One night in my dorm, however, a close friend of mine challenged my presumption that I was called to marriage. I had never thought of asking God what He wanted to do with my life, I just always assumed I was going to get married like everyone else I knew. With this challenge from my friend, I remembered my early childhood longing to be a bride of Christ. I ended my relationship with the young man and began to truly ask God what He wanted from my life.
As time went by, the desire to give my life completely to Christ increased. When I thought about marriage and living out my life with a husband and family, it seemed beautiful but I knew that my heart would never be satisfied. I needed to give of myself more completely, more radically.
As I was searching the internet for more information on religious life, I came across a section of the website for the Sisters of Life that captured my sentiments exactly: “ A religious vocation is about being so filled with the love of Christ that only giving oneself totally and exclusively back to Him will suffice.” I knew at that moment that what I wanted was to give my life to God as a religious sister … but not in the way I had thought. I wanted to be a Sister of Life or a Salesian Sister, someone out in the world ministering to Christ in the poor or teaching the Faith to the next generation. I was so excited about the possibilities — Franciscan Sisters of the Renewal, Sisters of Life, Salesian Sisters, Little Sisters of the Poor!
And then I heard Christ speak gently to my heart, “What about a cloistered order?” I didn’t even know monastic men and women still existed. Needless to say, I was not thrilled. Actually, I was completely horrified with the idea. Me? Shut away from the world forever? How in the world would that be helpful? Slowly, Christ began to reveal myself to me. The things I thought I could never live with — quiet, solitude, continual prayer — Christ showed me how I was already drawn to them, I just didn’t realize it.
But what about helping the poor and ministering to the needy? Through grace I began to understand the relationship between Martha and Mary. The highest calling for all mankind is contemplation and union with God. Cloistered individuals give witness to this by their lives. They attest to the fact that this is not the end but there is something better. Their constant prayer reminds us all that it is prayer that is the foundation and support of action. Cloistered individuals are today‘s Moses, standing on the hill with arms outstretched in prayer. As long as this prayer continues, the battle is won, but when this prayer falters the battle is lost. Joining a cloister is not throwing away your life or hiding from the world. It is embracing the world more fully. Without the life of cloistered men and women, the active orders and the priesthood would suffer.
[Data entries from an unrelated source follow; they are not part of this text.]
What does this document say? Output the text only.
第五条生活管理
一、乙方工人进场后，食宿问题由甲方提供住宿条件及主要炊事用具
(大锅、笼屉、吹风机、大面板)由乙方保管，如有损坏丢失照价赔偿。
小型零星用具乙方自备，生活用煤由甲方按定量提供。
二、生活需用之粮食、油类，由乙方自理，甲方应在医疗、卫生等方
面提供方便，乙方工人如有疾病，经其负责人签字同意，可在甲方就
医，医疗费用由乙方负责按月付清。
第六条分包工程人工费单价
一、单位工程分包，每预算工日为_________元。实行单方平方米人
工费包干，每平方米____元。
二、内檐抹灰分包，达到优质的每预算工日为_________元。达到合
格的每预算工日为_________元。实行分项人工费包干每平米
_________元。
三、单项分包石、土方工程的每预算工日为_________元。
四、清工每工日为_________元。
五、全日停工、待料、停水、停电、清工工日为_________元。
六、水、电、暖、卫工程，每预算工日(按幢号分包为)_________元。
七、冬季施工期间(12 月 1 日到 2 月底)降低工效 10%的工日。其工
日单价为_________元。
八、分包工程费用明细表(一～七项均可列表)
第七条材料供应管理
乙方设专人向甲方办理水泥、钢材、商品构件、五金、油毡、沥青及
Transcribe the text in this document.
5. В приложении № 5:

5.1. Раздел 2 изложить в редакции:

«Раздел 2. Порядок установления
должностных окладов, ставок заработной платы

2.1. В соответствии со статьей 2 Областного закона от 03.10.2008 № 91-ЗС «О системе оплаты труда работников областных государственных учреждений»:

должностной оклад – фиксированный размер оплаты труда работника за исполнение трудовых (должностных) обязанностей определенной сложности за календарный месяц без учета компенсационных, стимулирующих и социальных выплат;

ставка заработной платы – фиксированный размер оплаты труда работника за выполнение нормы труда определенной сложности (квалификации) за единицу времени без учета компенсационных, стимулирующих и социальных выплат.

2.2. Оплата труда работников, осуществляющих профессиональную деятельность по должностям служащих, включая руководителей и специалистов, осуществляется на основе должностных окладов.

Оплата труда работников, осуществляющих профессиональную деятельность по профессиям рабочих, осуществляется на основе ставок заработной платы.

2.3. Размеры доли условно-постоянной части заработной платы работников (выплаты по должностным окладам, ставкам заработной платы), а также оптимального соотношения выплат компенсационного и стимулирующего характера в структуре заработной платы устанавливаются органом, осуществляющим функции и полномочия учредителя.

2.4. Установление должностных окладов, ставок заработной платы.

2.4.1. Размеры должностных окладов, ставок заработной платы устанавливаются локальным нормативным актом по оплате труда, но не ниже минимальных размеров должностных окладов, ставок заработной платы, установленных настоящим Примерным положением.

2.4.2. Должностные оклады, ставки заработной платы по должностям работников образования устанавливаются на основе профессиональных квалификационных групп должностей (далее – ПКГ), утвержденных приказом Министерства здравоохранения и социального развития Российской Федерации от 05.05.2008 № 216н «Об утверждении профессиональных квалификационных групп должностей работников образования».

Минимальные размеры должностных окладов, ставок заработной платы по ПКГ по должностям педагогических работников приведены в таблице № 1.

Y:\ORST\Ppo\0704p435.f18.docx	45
My discernment with the Dominican Nuns of Our Lady of the Rosary seems to be anything but typical. It started when a nun from the Lockport Dominicans contacted me online and gave me the information for Summit. I contacted Sister Mary Catharine and set up a meeting. I can‘t say I felt “called” to Dominican spirituality at all. At this point I didn‘t know anything about it. Like with most things in my life, God told me to do something and explained why later! The first day that I visited the Monastery I walked into the parlor and noticed a picture of St. Dominic at the foot of the cross. I was amazed because it was the same image that had hung above my bed all through my childhood, but I never knew who the image was of! It felt as if St. Dominic had been watching over me since I was just a tiny child.
As my discernment with the Dominican Nuns intensified, I began to understand why I was called to this Order. I‘m a very intellectual person, and I love to become more acquainted with God through study and learning. For Dominicans, study is an important part of the life. Also, the Dominican Order has a unique relationship between its cloistered nuns and preaching brothers. St. Dominic understood the importance of contemplative prayer, and so he founded the first Dominican cloistered convent ten years before the foundation of the brothers. The Dominicans are unique in that the brothers and nuns are canonically bound to each other, and the nuns are under the Master General of the Order. This relationship really demonstrates the relationship between prayer and action, between contemplative and active orders. The entire Order is a testament to the power of prayer.
I‘m entering a cloister not to run away from the world, but to embrace it more fully. I‘m entering to offer my entire life as a sacrifice to Christ for the salvation of souls. I‘m entering to offer the grace from my little prayers for the Dominican priests and the priesthood in general. I‘m entering because nothing else in the world can satisfy my heart more fully than becoming a bride of Christ. I‘m entering because this is what I was created for.